19. To be Frank, 2011, acrylic/oil/print/canvas, 200 x 400 cm

19. To be Frank, 2011

A bookcase leads to a staircase up to the hiding place of the Frank family, the Van Pels family, and Mr. Pfeffer. Hiding at the Prinsengracht in Amsterdam they were betrayed in September 1944 and sent to Auschwitz. Only Otto Frank came back from Germany.

Still unknown who amongst the neighbors denounced the Frank family, some historians believe the two families wouldn\’t have survived the cold winter months due to hunger. This is a comforting thought for a lot of Dutchmen, while a good number of people turned a blind eye to the situation of the Jews.

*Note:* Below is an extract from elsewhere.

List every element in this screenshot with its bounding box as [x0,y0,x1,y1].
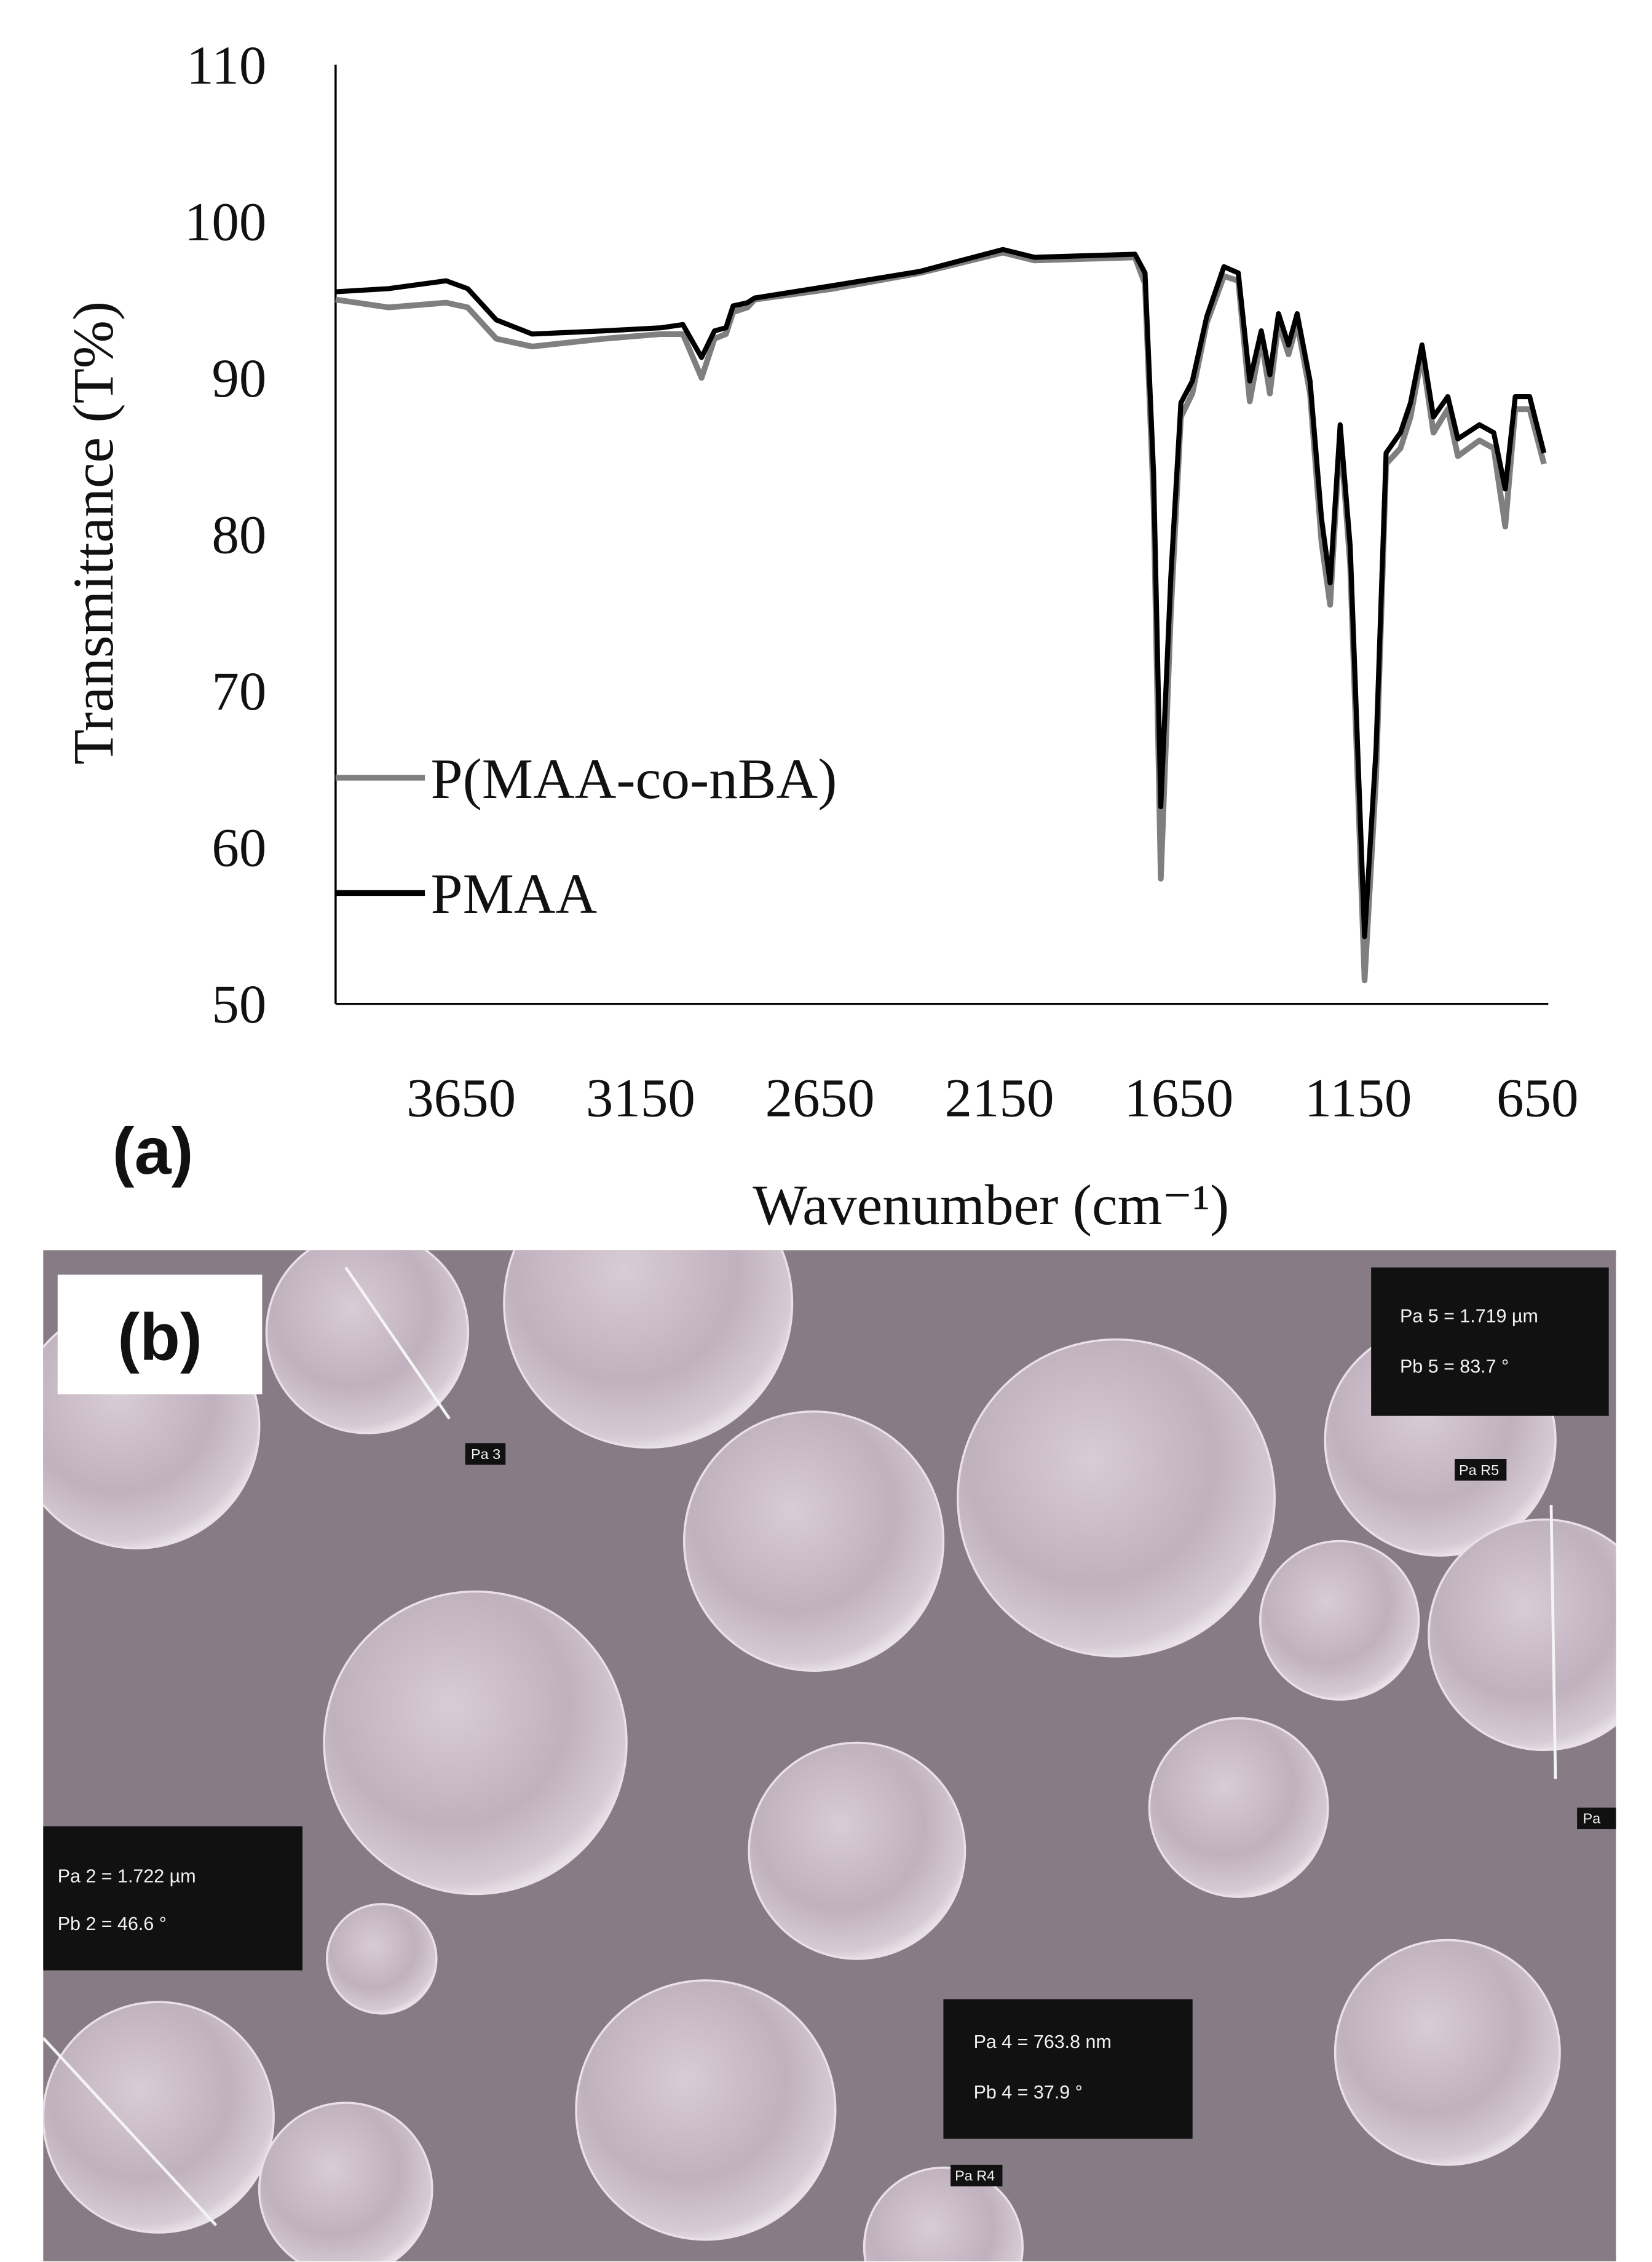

This canvas is almost equally divided between obscure and visible. Half-revealed behind two dark panels, we can discern an interior scene with a bookcase and an entrance through a wall. Three floating forms exist in an undefined space; these are in the colors of the Dutch national flag.

To the right we have a silhouette view through a curtained window of an arm and hand brandishing a revolver pointing at an unlit lamp. The narrative sense leads us to imagine that a victim is absent from our view.

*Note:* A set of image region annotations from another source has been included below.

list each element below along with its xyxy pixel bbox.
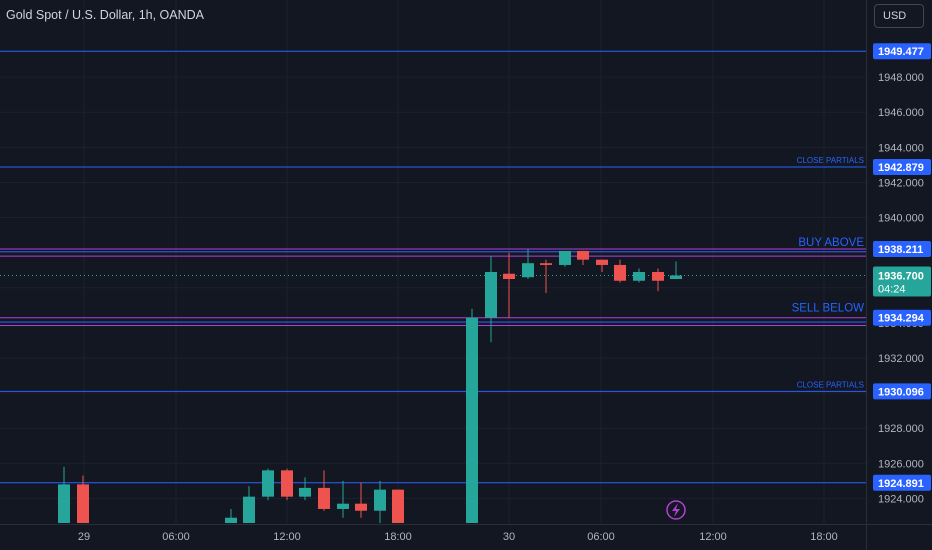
candle-down [577,250,589,260]
candle-down [614,264,626,281]
price-tick-label: 1932.000 [878,353,924,365]
lightning-icon[interactable] [666,500,686,520]
currency-button[interactable]: USD [874,4,924,28]
price-tick-label: 1948.000 [878,72,924,84]
level-text: CLOSE PARTIALS [797,380,864,389]
price-label-bg [873,159,931,176]
candle-up [299,487,311,497]
time-tick-label: 18:00 [384,531,412,543]
price-label: 1938.211 [878,244,923,256]
countdown: 04:24 [878,283,906,295]
level-text: SELL BELOW [792,303,865,315]
level-text: BUY ABOVE [798,237,864,249]
candle-up [374,489,386,511]
time-tick-label: 12:00 [699,531,727,543]
candle-up [225,517,237,523]
level-text: CLOSE PARTIALS [797,156,864,165]
price-tick-label: 1928.000 [878,423,924,435]
candle-down [281,470,293,497]
time-tick-label: 06:00 [587,531,615,543]
candle-up [243,496,255,523]
time-tick-label: 18:00 [810,531,838,543]
price-label: 1924.891 [878,478,924,490]
horizontal-levels: CLOSE PARTIALS BUY ABOVE SELL BELOW CLOSE P… [0,50,866,484]
price-label-bg [873,240,931,257]
price-tick-label: 1940.000 [878,213,924,225]
candle-down [540,263,552,265]
candle-down [392,489,404,523]
candle-down [503,273,515,279]
candle-down [355,503,367,511]
grid [0,0,866,524]
candle-down [77,484,89,523]
candle-up [633,271,645,281]
time-tick-label: 06:00 [162,531,190,543]
price-label-bg [873,383,931,400]
last-price-label-bg [873,266,931,297]
candle-up [670,275,682,279]
price-label: 1949.477 [878,46,924,58]
price-tick-label: 1942.000 [878,177,924,189]
candle-up [262,470,274,497]
candle-down [652,271,664,281]
price-tick-label: 1924.000 [878,493,924,505]
price-label: 1934.294 [878,313,925,325]
last-price-value: 1936.700 [878,270,924,282]
candle-up [522,263,534,278]
price-label-bg [873,309,931,326]
price-label: 1930.096 [878,386,924,398]
candle-up [559,250,571,265]
price-tick-label: 1946.000 [878,107,924,119]
price-tick-label: 1944.000 [878,142,924,154]
price-label: 1942.879 [878,162,924,174]
candle-up [58,484,70,523]
price-tick-label: 1926.000 [878,458,924,470]
time-tick-label: 30 [503,531,515,543]
price-label-bg [873,474,931,491]
price-label-bg [873,43,931,60]
time-tick-label: 29 [78,531,90,543]
symbol-title: Gold Spot / U.S. Dollar, 1h, OANDA [6,8,204,22]
time-axis: 29 06:00 12:00 18:00 30 06:00 12:00 18:00 [78,531,838,543]
candle-down [318,487,330,509]
candles [58,249,682,523]
candle-up [485,271,497,318]
candle-up [337,503,349,509]
candle-down [596,259,608,265]
candle-up [466,317,478,523]
time-tick-label: 12:00 [273,531,301,543]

From 1933, the year Hitler gained power in Germany, the Amsterdam Rivierenbuurt neighborhood was called ‘Little Germany’ as the majority of the residents consisted of German Jewish refugees. The observation through this window in the neighborhood at night must have been a regular one during the first three years of the war, since Amsterdam was already officially declared free from Jews by 1943.